La exportación es muy importante siempre, pero en estos momentos podemos decir que es más importante, porque estamos viviendo una crisis de demanda en nuestro mercado doméstico; pero no es que ahora necesitemos los mercados de fuera porque los de dentro nos van muy mal, sino que en un mundo cada vez más global los vamos a necesitar para siempre.
¿Qué ventajas tiene para una pyme recurrir a Avalmadrid frente a un banco o el ICO?
Recurrir a Avalmadrid te abre las puertas del banco, te permite el acceso a la financiación. Si esa empresa pudiese ir al banco directamente entonces Avalmadrid sería menos necesaria. Avalmadrid te ofrece dos ventajas. Una es que llegamos a condiciones muy privilegiadas; pero la segunda, el plazo, me parece más importante. Nosotros siempre nos hemos movido en el medio y largo plazo y eso es lo que introduce un elemento de calidad a nuestra actuación y un elemento absolutamente necesario en el sistema financiero español, porque está excesivamente orientado al corto plazo. El hecho de que haya una consonancia en el plazo de la operación de crédito y el de la amortización de la inversión es fantástico. Nosotros nos movemos, hasta en operaciones de circulante, en plazos de siete años.
¿Es fácil para una pyme obtener un aval en Avalmadrid?
Nosotros necesitamos que las empresas sean de verdad empresas, que tengan un proyecto, un producto y un balance, por así decirlo, saneado, aunque no necesariamente brillante. Lo más importante es que el proyecto y las razones por las que se van a financiar se sostengan a sí mismos. Nosotros aprobamos el 80 por ciento de la operaciones que de verdad se plantean a Avalmadrid. Eso no quiere decir que pueda haber operaciones que no lleguen al departamento de riesgo, que es donde nosotros medimos.

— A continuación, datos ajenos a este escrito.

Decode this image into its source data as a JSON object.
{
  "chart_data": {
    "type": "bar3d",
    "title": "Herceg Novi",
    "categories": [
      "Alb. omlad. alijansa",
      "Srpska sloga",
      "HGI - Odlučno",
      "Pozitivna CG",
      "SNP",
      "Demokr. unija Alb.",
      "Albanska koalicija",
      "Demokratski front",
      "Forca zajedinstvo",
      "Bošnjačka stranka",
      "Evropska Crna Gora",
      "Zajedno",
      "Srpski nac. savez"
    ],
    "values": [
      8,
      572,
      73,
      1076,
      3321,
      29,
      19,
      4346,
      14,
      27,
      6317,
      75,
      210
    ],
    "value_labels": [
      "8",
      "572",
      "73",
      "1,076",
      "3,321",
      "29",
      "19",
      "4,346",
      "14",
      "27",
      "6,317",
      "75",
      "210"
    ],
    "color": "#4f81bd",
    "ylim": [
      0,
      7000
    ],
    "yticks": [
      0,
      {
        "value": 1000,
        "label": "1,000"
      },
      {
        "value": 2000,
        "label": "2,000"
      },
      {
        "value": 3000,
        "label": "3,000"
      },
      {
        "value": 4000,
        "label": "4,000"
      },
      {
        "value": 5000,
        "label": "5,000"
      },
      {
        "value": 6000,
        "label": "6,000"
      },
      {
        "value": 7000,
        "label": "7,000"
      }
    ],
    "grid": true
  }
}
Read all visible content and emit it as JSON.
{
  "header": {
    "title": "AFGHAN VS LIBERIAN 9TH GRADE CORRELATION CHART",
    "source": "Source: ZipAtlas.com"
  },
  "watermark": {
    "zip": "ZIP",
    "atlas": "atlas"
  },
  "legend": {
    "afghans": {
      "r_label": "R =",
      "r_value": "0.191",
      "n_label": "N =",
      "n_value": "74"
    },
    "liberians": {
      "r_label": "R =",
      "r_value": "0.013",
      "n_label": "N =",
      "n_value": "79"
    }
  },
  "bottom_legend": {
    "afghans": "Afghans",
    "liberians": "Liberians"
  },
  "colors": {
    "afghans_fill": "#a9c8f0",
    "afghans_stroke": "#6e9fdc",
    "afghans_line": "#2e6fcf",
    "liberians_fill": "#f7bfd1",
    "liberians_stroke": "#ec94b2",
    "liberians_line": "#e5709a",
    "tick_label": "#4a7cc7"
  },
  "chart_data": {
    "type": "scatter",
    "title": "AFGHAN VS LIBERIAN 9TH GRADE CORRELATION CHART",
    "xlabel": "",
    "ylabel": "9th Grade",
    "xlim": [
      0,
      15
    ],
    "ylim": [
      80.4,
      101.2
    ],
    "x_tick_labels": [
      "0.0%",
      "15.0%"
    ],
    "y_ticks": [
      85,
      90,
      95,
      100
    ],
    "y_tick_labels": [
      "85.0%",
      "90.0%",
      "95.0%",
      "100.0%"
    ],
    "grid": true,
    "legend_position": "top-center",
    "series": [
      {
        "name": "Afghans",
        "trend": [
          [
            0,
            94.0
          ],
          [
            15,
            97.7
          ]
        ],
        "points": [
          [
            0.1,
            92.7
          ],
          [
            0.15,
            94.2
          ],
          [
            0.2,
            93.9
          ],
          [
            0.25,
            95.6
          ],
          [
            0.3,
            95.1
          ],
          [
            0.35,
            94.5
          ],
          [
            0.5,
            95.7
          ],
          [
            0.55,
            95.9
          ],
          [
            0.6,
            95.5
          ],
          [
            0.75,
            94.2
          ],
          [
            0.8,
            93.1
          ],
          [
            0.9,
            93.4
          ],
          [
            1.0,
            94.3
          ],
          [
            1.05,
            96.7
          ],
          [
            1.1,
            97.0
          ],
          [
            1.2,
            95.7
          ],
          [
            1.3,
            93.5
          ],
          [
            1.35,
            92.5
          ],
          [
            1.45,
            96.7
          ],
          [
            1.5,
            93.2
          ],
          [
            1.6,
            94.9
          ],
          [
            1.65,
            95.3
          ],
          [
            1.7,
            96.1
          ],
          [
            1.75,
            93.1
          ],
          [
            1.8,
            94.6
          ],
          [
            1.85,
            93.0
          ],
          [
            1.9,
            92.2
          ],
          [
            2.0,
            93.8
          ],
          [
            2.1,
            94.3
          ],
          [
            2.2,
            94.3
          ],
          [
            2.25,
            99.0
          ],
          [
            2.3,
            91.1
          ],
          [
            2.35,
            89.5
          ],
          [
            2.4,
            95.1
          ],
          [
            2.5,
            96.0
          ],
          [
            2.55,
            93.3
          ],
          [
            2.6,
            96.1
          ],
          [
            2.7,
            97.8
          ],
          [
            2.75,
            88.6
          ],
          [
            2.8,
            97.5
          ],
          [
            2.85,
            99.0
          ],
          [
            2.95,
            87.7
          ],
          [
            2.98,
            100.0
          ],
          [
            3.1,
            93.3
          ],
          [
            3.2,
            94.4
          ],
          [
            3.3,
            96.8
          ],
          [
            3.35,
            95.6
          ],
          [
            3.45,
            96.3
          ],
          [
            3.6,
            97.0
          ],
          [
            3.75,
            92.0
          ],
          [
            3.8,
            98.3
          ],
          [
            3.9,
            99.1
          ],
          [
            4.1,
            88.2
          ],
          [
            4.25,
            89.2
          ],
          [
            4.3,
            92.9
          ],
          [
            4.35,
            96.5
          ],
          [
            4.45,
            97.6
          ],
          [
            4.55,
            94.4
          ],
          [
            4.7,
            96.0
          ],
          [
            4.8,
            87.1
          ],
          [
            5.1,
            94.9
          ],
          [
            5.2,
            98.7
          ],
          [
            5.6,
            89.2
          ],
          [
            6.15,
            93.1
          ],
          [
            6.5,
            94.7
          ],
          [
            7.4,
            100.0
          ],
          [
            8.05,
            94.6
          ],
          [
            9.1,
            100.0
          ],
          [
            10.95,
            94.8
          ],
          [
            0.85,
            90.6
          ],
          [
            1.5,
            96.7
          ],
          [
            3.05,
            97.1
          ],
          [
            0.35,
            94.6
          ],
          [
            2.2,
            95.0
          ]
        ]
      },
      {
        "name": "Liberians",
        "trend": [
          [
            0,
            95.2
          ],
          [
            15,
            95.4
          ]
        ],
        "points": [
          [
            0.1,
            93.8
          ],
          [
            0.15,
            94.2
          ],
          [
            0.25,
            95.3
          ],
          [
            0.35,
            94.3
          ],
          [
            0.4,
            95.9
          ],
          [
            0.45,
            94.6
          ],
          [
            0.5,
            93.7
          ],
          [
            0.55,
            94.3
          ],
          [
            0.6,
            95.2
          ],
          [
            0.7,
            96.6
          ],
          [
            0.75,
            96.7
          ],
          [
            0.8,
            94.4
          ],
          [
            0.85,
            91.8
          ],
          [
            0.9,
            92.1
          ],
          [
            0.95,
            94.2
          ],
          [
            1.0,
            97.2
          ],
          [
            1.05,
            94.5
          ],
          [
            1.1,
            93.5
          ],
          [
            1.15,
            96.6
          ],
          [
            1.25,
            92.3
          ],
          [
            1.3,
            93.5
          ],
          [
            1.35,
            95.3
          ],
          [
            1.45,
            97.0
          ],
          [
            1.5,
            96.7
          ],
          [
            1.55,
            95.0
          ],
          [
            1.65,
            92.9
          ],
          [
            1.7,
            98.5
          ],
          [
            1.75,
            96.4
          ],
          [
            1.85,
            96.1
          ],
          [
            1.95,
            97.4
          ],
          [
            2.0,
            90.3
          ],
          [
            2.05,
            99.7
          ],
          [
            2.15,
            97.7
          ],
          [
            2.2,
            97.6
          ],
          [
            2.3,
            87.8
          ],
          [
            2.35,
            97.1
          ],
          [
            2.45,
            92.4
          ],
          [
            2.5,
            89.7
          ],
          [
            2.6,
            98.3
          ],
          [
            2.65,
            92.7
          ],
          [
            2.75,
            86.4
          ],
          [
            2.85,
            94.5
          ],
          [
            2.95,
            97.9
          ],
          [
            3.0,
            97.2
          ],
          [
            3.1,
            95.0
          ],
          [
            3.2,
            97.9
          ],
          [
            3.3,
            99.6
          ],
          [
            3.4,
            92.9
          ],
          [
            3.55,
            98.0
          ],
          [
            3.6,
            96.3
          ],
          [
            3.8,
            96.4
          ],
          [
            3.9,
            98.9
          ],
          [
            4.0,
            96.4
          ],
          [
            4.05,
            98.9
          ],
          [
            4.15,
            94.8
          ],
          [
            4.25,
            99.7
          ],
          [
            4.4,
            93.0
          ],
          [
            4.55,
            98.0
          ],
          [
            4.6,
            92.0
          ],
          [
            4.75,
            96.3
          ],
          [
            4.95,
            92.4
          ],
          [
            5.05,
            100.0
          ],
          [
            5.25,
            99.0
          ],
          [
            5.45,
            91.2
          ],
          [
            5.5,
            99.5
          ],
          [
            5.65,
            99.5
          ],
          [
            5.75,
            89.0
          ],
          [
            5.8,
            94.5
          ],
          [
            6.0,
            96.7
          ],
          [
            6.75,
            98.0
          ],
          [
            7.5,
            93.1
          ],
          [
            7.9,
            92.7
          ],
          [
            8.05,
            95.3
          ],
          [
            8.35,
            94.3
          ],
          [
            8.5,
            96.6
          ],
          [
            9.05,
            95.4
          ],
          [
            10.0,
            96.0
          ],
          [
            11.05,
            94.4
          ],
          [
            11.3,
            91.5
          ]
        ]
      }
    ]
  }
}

Cuando nos llega una empresa con recursos propios negativos o que esté ya en registro de impagados ni se plantea de entrada, pero de las que se plantean aprobamos el 80 por ciento.
¿Qué objetivos tiene en la actualidad Avalmadrid?
Esperamos seguir creciendo en 2011 igual que en 2010, alrededor de un 10 por ciento, un dato que se puede considerar espectacular en los tiempos actuales. Nuestro otro objetivo es seguir adaptándonos a las necesidades de los empresarios madrileños. Esperemos que la línea internacional tenga mucho éxito y que las colaboraciones con el ICO cada vez sean mayores, pues en estos momentos tan difíciles está jugando un papel decisivo en la financiación de las entidad de crédito.